Le réchauffement climatique et l’eau (2ème partie) : les phénomènes extrêmes

Comme je l’ai écrit dans ma note du 18 juin 2025, le changement climatique augmente la probabilité et la gravité des phénomènes météorologiques extrêmes tels que les inondations et les sécheresses. La hausse globale des températures accroît la quantité d’humidité que peut contenir l’atmosphère, ce qui entraîne une multiplication des tempêtes et des fortes pluies, mais aussi, paradoxalement, des périodes de sécheresse plus intenses, car l’eau s’évapore davantage des terres et les schémas météorologiques mondiaux se modifient. Le GIEC ne cesse de rappeler que chaque degré supplémentaire de réchauffement de la planète accroît les risques de sécheresse et d’inondation, ainsi que les dommages sociétaux qui en découlent.
Selon la Banque Mondiale, les catastrophes liées à l’eau ont fait la Une de l’actualité au cours des 50 dernières années et représentent 70 % de tous les décès liés aux catastrophes naturelles. Depuis 2000, les catastrophes liées aux inondations ont augmenté de 134 % par rapport aux deux décennies précédentes.

Le nombre et la durée des sécheresses ont également augmenté de 29 % au cours de cette même période. La plupart des décès liés à la sécheresse se sont produits en Afrique.
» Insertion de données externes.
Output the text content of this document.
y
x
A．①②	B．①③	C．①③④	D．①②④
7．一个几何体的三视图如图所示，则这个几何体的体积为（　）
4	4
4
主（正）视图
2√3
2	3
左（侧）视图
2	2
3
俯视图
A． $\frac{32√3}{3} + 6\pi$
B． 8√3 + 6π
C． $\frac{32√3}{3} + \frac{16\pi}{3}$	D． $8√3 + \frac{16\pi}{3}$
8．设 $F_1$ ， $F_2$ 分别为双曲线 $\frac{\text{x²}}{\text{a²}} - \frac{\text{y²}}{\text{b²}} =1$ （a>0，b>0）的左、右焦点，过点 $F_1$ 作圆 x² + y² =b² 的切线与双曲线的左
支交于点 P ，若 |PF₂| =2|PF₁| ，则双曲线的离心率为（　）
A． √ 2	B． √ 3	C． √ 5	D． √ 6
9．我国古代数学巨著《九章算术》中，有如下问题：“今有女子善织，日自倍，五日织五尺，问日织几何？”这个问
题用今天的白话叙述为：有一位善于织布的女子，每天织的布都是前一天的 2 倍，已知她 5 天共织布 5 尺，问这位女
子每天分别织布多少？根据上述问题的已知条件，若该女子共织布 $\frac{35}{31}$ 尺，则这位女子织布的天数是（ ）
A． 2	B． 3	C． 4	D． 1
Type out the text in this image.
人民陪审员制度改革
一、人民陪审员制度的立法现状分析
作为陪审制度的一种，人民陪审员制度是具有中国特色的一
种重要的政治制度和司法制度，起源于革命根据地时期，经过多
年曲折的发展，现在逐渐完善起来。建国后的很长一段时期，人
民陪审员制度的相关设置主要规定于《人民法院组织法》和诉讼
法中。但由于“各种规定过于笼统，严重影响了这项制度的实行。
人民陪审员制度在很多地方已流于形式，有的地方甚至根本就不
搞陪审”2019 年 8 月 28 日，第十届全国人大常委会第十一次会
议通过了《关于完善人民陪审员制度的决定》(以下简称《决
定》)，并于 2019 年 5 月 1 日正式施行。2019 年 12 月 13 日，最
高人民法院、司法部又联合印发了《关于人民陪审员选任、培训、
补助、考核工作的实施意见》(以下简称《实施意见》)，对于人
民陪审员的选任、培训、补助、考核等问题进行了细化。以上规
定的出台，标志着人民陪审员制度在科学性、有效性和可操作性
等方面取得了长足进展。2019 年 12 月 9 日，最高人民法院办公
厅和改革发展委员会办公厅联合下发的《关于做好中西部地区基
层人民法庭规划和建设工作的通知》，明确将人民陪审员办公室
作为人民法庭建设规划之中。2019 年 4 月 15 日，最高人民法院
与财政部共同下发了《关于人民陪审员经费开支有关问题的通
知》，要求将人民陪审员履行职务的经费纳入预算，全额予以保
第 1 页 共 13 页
Le Sahel est l’une des régions du monde qui subit le plus durement les effets de la sécheresse

Afin de réduire l’impact de ces phénomènes extrêmes – inondations et sécheresses – le rapport des Nations Unies propose quelques pistes. Par exemple, des écosystèmes aquatiques sains et une meilleure gestion de l’eau peuvent réduire les émissions de gaz à effet de serre et offrir une protection contre les risques climatiques.
Il est indispensables de protéger les zones humides telles que les mangroves, les herbiers marins, les marais et les marécages qui sont des puits de carbone très efficaces ; ils absorbent et stockent le CO2, contribuant ainsi à réduire les émissions de gaz à effet de serre. Les zones humides servent également de protection contre les phénomènes météorologiques extrêmes. Elles constituent un bouclier naturel contre les ondes de tempête et absorbent l’excès d’eau et de précipitations. Grâce aux plantes et aux micro-organismes dont elles regorgent, les zones humides permettent également de stocker et de purifier l’eau.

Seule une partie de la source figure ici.